Blokzinciri: Yeni Internet!
Blokzinciri mimarisi ikinci internet devrimi olabilir. “Güven”in gerekli olmadığı bir internet düşleyin!
Internetle ilgili herkesi ilgilendiren en önemli problemlerin başında belki de güvenlik gelmekte. Bu daha ziyade internetin teknolojik mimarisi ile ilgili. Internetin mimarisinde temel motivasyon verilerin bir noktadan diğerine iletilebilmesidir. Kesinlikle o nedenle olduğu söylenmese de internetin doğumuna neden olan temel tetikleyici unsurun 1950lerde başlayan uzay macerası olduğu düşünülmekte.
1957’de Ruslar uzaya insanız ilk hava aracını (Sputnik) gönderdiklerinde bunun karşı kıyıdaki değerlendirmesi sadece oniki sene içinde aya insan indirmekle sınırlı değildi. ABD konuyu uzay-savaş bağlamında ele aldı ve şu soruyu irdelemeye başladı: “Bir (nükleer) savaş çıksa devlet kurumları arasındaki iletişim kesintisiz olarak nasıl sürdürülebilir?”
Bugünün internet mimarisinde veri (bitler) kapıyı kapalı bulduğunda o nedenle bacadan, o olmazsa pencereden, ama illa ki açık bir delik bulup oradan ulaşması gereken yere ulaşabiliyor. O nedenle internet mimarisinin temel motivasyonunda güvenlik gibi, kimlik doğrulama gibi, içerik doğrulama gibi olgular ikincil düzeyde ele alınıyor.

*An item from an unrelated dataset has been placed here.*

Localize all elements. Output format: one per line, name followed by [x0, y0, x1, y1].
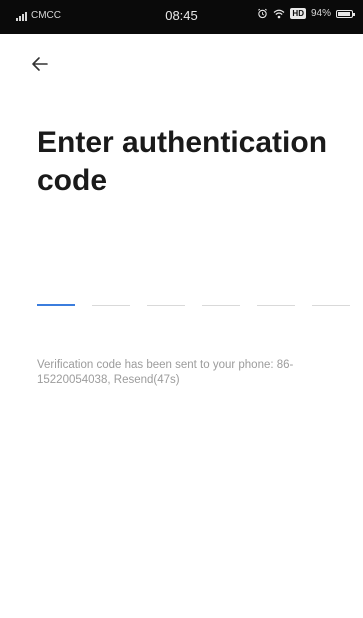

İkincil düzeydeki ana olgular itibariyle internet bugün “kontrol altında tutulan” bir yer haline getirilmiştir. Evet bitlerin gönderilmesinde sınırsız bir özgürlük var ama bunları kim gönderdi, nereden gönderdi gibi sorular gündeme geldiğinde, ortaya güvenilir bir üçüncü partinin çıkması gerekiyor. Bu bir eposta adresi, blog sitesi olabileceği gibi sosyal medya sitesi de olabilir.
Blokzinciri mimarisinin neden devrimsel bir nitelik taşıdığı bununla ilgili. Internetin veri iletimine getirdiği otonomiyi blokzinciri mimarisi “güven” olgusu çerçevesindeki olgulara getiriyor. O veriyi kimin gönderdiği, ne zaman gönderdiği, içeriğinin ne olduğu gibi hususlar artık güvenilir bir arabulucu olmadan çözüme kavuşturulabilecek. Bunun için gerekli olan tek şey blokzinciri mimarisi üzerinde geliştirilmiş bir uygulama olacak.
Dijital okur-yazarlığı ileri düzeyde olan bireyin karşısına bugün dijital bir içerik çıktığında, ilk tepkisi içeriğin doğruluğunu teyid etme gereği oluyor. Kim göndermiş, nereden göndermiş, ne zaman göndermiş vs. Öte yandan bu tür içerik paylaşımına maruz kalan her on bireyin sekizinin böyle bir sorgulayıcı reflekse, dijital okuryazarlığa sahip olduğundan söz etmek mümkün değil. Onlar daha ziyade kendi fikir veya inançlarına göre karar veriyor!
Blokzinciri mimarisi sayesinde kurulacak etkileşim dijital bireylerin bu anlamda ileri düzeyde, sorgulayıcı bir dijital okuryazarlık becerisine sahip olmasını gerektirmeyecek. Dijital vatandaş bilecek ki blokzinciri uygulamasından geliyorsa o içerik o kişi tarafından oluşturulmuştur. Bu anlamda blokzincirinin dijital dünyanın güvensizlik olgusuyla başa çıkma modeli köktenci, topyekun bir çözümü baz almaktadır: “Güven”e gerek yok! Güvenmeye gerek kalmayınca bu güvenli mi değil mi diye sormak da anlamını yitirecek.
Bugüne dek tam da bu türden bir güvenceyi bireylere devletler sunmuştur. İstisnai durumlar (savaşlar, rejim değişiklikleri, yozlaşmış kamu yönetimleri vs) hariç! Blokzinciri mimarisi devletin sağladığı “güven”in bireylerin biraraya gelmesiyle gereğini yitireceğinin sözünü veriyor. Biliyorum çoğu okur dudak bükecektir. Unutmamalı! Otuz sene önce de benzer dudak bükmeler internet için yapılıyordu. “Ne? Herhangi bir acenteye gitmeden uçak bileti satın almak mı? Hadi canım, sende!”